As such, the judgment expresses the position on the negative consequences of the adoption by the supervisory body of the Decision on Assigning the Risk Status to a Tax Payer in the form of obstacles to their economic activities, which led to the impossibility for the tax payer to fulfil their obligations both to the supervisory body and counterparties in contractual relations.
The judgment of the court:
Additionally, by the Decision of the Kharkiv Regional Administrative Court dated June 09, 2020 No. 520/111/20 on the consequences of the adoption of the decision of the supervisory body on compliance with the Risk Criteria of the tax payer, the following is indicated:
“Regarding the referral of the defendant’s representative to the fact that the controversial decision on the determination of the plaintiff’s enterprise in accordance with Paragraph 8 of the Risk Criteria of the tax payer is not a decision that entails the occurrence of negative consequences for the enterprise, the court notes the following.
The general requirements for an act of individual action, as an act of law enforcement, are its validity and motivation, that is, instructions for the tax authority to provide specific grounds (factual and legal ones), as well as convincing and understandable reasons for its adoption.

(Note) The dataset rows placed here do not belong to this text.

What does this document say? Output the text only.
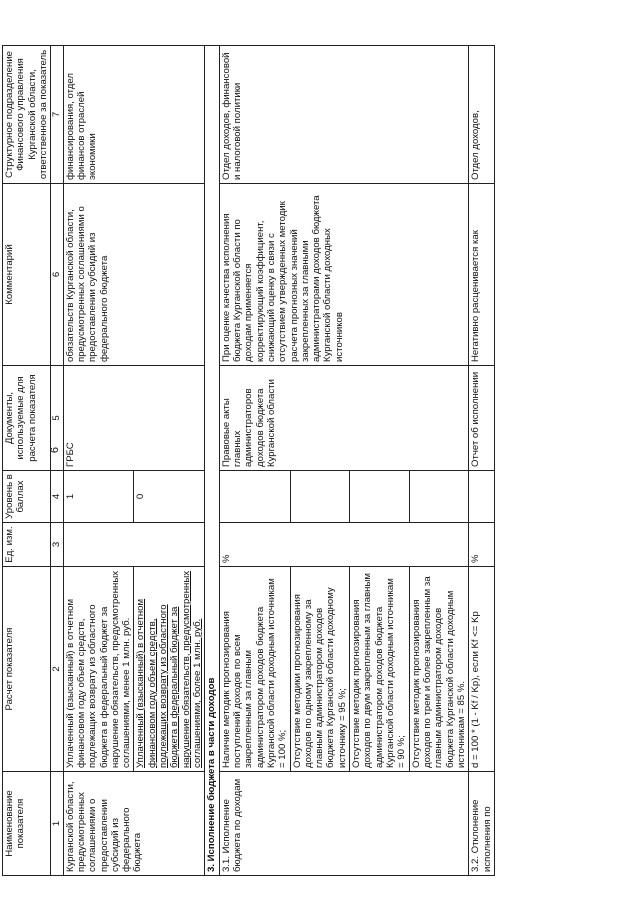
6
Наименование показателя	Расчет показателя	Ед. изм.	Уровень в баллах	Документы, используемые для расчета показателя	Комментарий	Структурное подразделение Финансового управления Курганской области, ответственное за показатель
1	2	3	4	5	6	7
Курганской области, предусмотренных соглашениями о предоставлении субсидий из федерального бюджета	Уплаченный (взысканный) в отчетном финансовом году объем средств, подлежащих возврату из областного бюджета в федеральный бюджет за нарушение обязательств, предусмотренных соглашениями, менее 1 млн. руб.		1	ГРБС	обязательств Курганской области, предусмотренных соглашениями о предоставлении субсидий из федерального бюджета	финансирования, отдел финансов отраслей экономики
	Уплаченный (взысканный) в отчетном финансовом году объем средств, подлежащих возврату из областного бюджета в федеральный бюджет за нарушение обязательств, предусмотренных соглашениями, более 1 млн. руб.		0			
3. Исполнение бюджета в части доходов						
3.1. Исполнение бюджета по доходам	Наличие методик прогнозирования поступлений доходов по всем закрепленным за главным администратором доходов бюджета Курганской области доходным источникам = 100 %;	%		Правовые акты главных администраторов доходов бюджета Курганской области	При оценке качества исполнения бюджета Курганской области по доходам применяется корректирующий коэффициент, снижающий оценку в связи с отсутствием утвержденных методик расчета прогнозных значений закрепленных за главными администраторами доходов бюджета Курганской области доходных источников	Отдел доходов, финансовой и налоговой политики
	Отсутствие методики прогнозирования доходов по одному закрепленному за главным администратором доходов бюджета Курганской области доходному источнику = 95 %;					
	Отсутствие методик прогнозирования доходов по двум закрепленным за главным администратором доходов бюджета Курганской области доходным источникам = 90 %;					
	Отсутствие методик прогнозирования доходов по трем и более закрепленным за главным администратором доходов бюджета Курганской области доходным источникам = 85 %.					
3.2. Отклонение исполнения по	d = 100 * (1 - Kf / Kp), если Kf <= Kp	%		Отчет об исполнении	Негативно расценивается как	Отдел доходов,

In addition, the acts approving the Risk Criteria of transactions are aimed at establishing the rules of law that affect the rights, freedoms and legitimate interests of citizens and other persons, and, subsequently, shall be subject to mandatory registration (…).
Taking into account that the provisions of the Order No. 1165 stipulate for the suspension of registration of TIs/CAs in case of referring a tax payer to at least one Risk Criterion, the court concludes that referring a tax payer to at least one Risk Criterion of a Tax Payer creates obstacles for the tax payer to carry out their economic activities.”
Thus, the court focuses on the fact that, when making the Decision on the compliance of the tax payer with the Risk Criteria as an act of the supervisory body, the rights, freedoms and legitimate interests of the tax payer were violated.
Decision of the Court
Based on the current judicial practice, it can be concluded that the legislation has been transformed in favor of a tax payer, since the decision of a supervisory body on granting a VAT payer the risk status has lost its informational character due to the entry into force of the Resolution No. 1165, as well as in connection with the normative consolidation of negative consequences in the form of obstacles for economic activities of an enterprise. It is of importance that courts refer to the fact that a supervisory body is obliged to indicate specific grounds for assigning a risk status to a tax payer during the court proceedings due to the vague wording of the Risk Criteria for a VAT payer. Therefore, we recommend that tax payers, in respect of whom a supervisory authority has adopted the Decision on Compliance with the Risk Criteria, use their rights to appeal against such a Decision, both in administrative and judicial procedures, as soon as possible. We recommend that you seek professional legal assistance for the effective implementation of defense strategies and the preparation of a complete set of documents to be submitted to a supervisory authority or the court.